The Self-Funded Reality Most Have Not Planned For
If Social Security is going to do less of the work, savings will have to do more. The Allianz numbers suggest most households are not positioned for that handoff. Only 45% of Americans say they know how they will turn their savings into income in retirement, while 53% believe that simply having a retirement account, such as a 401(k) or IRA, will be enough. Owning the account and knowing how to draw it down are two different skills.
The savings rate has been moving in the wrong direction for that transition. According to the Bureau of Economic Analysis, the personal saving rate slipped from 6.2% in the first quarter of 2024 to 4.0% in the first quarter of 2026. Per‑capita disposable income climbed to $68,617 over the same period, yet households still directed a larger share of that income toward consumption rather than saving. Social Security continued to shoulder a large share of retirement income as well, paying out about $1.63 trillion in benefits in the first quarter of 2026, a reminder of how much retirees still rely on a program that many workers say they no longer trust.

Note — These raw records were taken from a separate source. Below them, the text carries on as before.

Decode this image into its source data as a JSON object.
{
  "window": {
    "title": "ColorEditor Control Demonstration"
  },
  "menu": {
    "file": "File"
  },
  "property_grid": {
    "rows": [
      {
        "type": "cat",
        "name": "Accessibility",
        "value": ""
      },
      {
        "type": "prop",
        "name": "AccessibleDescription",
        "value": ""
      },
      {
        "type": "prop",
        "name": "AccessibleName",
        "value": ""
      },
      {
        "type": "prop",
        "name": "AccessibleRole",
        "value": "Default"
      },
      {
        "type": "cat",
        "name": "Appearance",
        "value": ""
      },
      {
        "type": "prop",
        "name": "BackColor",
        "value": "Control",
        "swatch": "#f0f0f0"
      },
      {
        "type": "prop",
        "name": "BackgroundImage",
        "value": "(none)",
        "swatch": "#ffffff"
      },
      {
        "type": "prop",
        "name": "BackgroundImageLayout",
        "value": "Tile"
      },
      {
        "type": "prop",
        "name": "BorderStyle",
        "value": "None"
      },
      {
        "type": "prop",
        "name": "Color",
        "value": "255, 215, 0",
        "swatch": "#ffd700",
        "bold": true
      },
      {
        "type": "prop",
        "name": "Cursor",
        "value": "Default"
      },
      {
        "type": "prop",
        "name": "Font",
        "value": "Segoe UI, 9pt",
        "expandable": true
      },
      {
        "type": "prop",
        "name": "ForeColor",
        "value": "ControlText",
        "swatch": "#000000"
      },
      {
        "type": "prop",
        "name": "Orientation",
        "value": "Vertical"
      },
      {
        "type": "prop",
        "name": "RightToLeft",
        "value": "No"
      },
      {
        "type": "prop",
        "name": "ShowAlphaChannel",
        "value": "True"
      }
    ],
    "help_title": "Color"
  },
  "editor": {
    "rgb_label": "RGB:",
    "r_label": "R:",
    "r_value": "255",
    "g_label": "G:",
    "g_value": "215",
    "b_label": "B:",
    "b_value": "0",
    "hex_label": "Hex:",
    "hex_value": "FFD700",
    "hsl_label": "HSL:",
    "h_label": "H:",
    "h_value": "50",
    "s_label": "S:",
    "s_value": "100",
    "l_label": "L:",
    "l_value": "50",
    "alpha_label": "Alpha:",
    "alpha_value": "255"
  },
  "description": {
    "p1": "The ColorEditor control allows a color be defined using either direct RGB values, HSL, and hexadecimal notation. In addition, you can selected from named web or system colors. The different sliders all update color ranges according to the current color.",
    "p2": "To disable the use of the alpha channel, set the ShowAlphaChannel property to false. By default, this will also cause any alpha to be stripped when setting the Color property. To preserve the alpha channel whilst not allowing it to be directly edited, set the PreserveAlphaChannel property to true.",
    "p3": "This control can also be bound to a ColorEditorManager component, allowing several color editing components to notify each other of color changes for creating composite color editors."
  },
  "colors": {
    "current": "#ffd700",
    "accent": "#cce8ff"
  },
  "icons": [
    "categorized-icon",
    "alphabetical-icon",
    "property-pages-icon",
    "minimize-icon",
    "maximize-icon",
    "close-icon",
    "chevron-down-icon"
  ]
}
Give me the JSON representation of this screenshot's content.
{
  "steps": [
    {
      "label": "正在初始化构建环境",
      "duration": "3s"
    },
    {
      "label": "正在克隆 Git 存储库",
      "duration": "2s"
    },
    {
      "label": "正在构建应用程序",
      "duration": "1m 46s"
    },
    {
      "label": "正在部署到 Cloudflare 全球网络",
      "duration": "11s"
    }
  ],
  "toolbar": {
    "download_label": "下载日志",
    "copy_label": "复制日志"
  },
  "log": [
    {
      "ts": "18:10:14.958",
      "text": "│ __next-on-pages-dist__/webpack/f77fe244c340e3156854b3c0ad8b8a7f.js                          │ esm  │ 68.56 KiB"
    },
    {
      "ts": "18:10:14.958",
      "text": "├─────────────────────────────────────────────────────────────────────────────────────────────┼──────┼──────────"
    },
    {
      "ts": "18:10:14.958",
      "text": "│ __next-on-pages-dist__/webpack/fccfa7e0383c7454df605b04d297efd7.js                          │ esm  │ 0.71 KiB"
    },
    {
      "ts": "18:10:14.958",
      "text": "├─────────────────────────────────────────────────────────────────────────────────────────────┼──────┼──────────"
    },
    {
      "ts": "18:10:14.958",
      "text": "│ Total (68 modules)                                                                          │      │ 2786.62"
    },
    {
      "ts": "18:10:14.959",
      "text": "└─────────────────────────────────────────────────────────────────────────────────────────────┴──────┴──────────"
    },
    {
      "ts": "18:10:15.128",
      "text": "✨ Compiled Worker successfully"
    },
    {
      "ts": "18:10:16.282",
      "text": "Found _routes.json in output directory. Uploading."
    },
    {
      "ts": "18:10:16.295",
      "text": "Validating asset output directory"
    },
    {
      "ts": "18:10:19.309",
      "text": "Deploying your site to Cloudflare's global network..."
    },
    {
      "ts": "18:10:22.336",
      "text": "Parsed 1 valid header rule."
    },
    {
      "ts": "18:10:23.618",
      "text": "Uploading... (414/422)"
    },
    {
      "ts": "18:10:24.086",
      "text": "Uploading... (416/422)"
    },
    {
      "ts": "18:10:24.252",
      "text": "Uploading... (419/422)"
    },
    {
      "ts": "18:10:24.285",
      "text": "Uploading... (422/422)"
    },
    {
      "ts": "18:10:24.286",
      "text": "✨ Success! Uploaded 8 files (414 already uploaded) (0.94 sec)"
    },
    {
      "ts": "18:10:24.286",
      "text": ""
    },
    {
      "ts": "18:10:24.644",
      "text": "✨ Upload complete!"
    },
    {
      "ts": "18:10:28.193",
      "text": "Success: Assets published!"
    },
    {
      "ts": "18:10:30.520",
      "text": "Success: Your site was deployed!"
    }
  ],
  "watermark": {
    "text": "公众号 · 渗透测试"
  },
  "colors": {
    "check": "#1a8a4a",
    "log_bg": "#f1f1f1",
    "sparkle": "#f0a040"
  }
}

What the Data Points Toward
Appetite for an alternative is already evident, with 92% of Americans saying a product offering guaranteed income in retirement would help them financially support the life they want, and 74% preferring financial products that protect against major losses, even if it means forgoing bigger gains. Whether that demand gets met through annuities, bond ladders against a 10-year Treasury yielding 4.38%, or pension-style payouts, the survey reads as a preference for predictability over upside.
Three data-grounded reference points sit alongside the 67% worry figure. The Social Security Administration publishes individualized benefit projections and COLA history at ssa.gov. The Allianz survey indicates more than half of savers have not converted 401(k) and IRA balances into a monthly income figure. Current PCE readings sit in a 3% to 3.5% annual range, above the 2% level the Federal Reserve targets.